Cowley: I’m going to believe so. Yeah, I believe so. I think one of the tricky pieces is that the people who I’ve encountered at College Board, the people who I’ve known to be a part of the process, I’m gonna choose to trust that they’re above board. That they’re doing their best work to put the most comprehensive and thorough class in front of teachers and students that they can.
At the same time, even as a Black educator, I find the idea that one course and the availability of one course is going to be the linchpin to Black liberation and educational equity like, ‘Oh, we have AP African American Studies – now everything is fine.’ That idea, I don’t buy in and of itself. So changing whatever the curriculum is, is better than nothing. This particular curriculum I would stand by as an educator to say this is a great tool for me to get my students into the field of African American Studies. With a real honest picture of both what it is to work in academic integrity, as somebody who cares about Black people, Black culture, the Black experience.

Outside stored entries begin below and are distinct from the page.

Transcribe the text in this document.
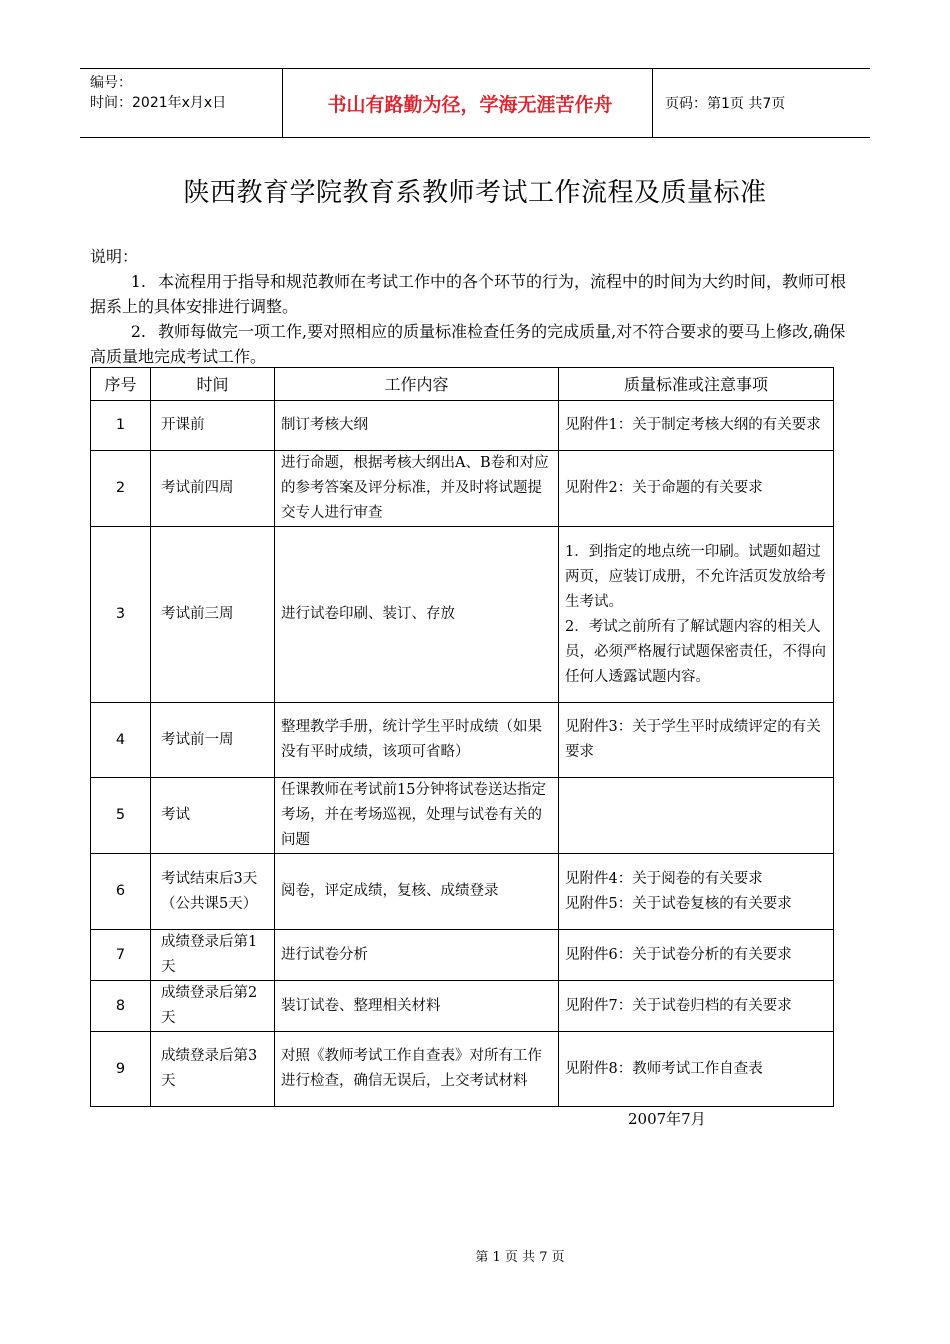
编号：
时间：2021年x月x日	书山有路勤为径，学海无涯苦作舟	页码：第1页 共7页
陕西教育学院教育系教师考试工作流程及质量标准
说明：
1. 本流程用于指导和规范教师在考试工作中的各个环节的行为，流程中的时间为大约时间，教师可根据系上的具体安排进行调整。
2. 教师每做完一项工作,要对照相应的质量标准检查任务的完成质量,对不符合要求的要马上修改,确保高质量地完成考试工作。
序号	时间	工作内容	质量标准或注意事项
1	开课前	制订考核大纲	见附件1：关于制定考核大纲的有关要求
2	考试前四周	进行命题，根据考核大纲出A、B卷和对应的参考答案及评分标准，并及时将试题提交专人进行审查	见附件2：关于命题的有关要求
3	考试前三周	进行试卷印刷、装订、存放	1．到指定的地点统一印刷。试题如超过两页，应装订成册，不允许活页发放给考生考试。
2．考试之前所有了解试题内容的相关人员，必须严格履行试题保密责任，不得向任何人透露试题内容。

4	考试前一周	整理教学手册，统计学生平时成绩（如果没有平时成绩，该项可省略）	见附件3：关于学生平时成绩评定的有关要求
5	考试	任课教师在考试前15分钟将试卷送达指定考场，并在考场巡视，处理与试卷有关的问题	
6	考试结束后3天（公共课5天）	阅卷，评定成绩，复核、成绩登录	见附件4：关于阅卷的有关要求
见附件5：关于试卷复核的有关要求

7	成绩登录后第1天	进行试卷分析	见附件6：关于试卷分析的有关要求
8	成绩登录后第2天	装订试卷、整理相关材料	见附件7：关于试卷归档的有关要求
9	成绩登录后第3天	对照《教师考试工作自查表》对所有工作进行检查，确信无误后，上交考试材料	见附件8：教师考试工作自查表
2007年7月
第 1 页 共 7 页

And like I said, I feel like this is a bucket of LEGOS that I get to put together and I’m still free to bring my own best judgment to what my students are after, what they’re asking about, what they want to know.
Norcross: You told The Oregonian, ‘This course needs to be everywhere people want it and probably in places where they don’t.’ What do you mean by that?
Cowley: I think that if somebody wants to have a course where they’re learning about Black studies, whoever they are, they should have access to a curriculum like this. I think that there are places where people wouldn’t necessarily think to ask for a class like this and whatever we can do to say, ‘Hey, this is an option that you might want to consider’. I think that’s gonna be really good.
We are better for knowing a more full picture of our history. We’re better for knowing more about every person who belongs in our community. It’s not that this course needs to be forced on anyone, but for it to be available everywhere, [it] feels really imperative.
Norcross: Last question. I’m curious how this experience in building this course has changed you and how you think about how you teach history or the Black experience or social studies or anything?
Cowley: I don’t know that it has incredibly changed too much about me. I don’t mean that to sound like I’m great and the perfect-est teacher… more so, that I have felt for as long as I’ve been an educator, that my students have the best experience when I get to bring all of myself to the table. I really appreciated the opportunity to bring the all of me to the table in different ways. A class like this, probably even a more focused way, than in a typical English Class that I’ve taught before. Like I said, we’re spanning so many different voices and so many different cultures, so many different genres, that for a class like this to have a well defined lane that says, ‘Ok, this is the lane, here you go.’ Like that is really freeing for me and it’s been invigorating to get to be my whole self in a class.
Norcross: Maurice Cowley. Thank you so much and best of luck.
Cowley: Yeah, thanks.
Norcross: Maurice Cowley teaches AP African American studies at McDaniel High School in Northeast Portland. He talked to guest host Geoff Norcross last week.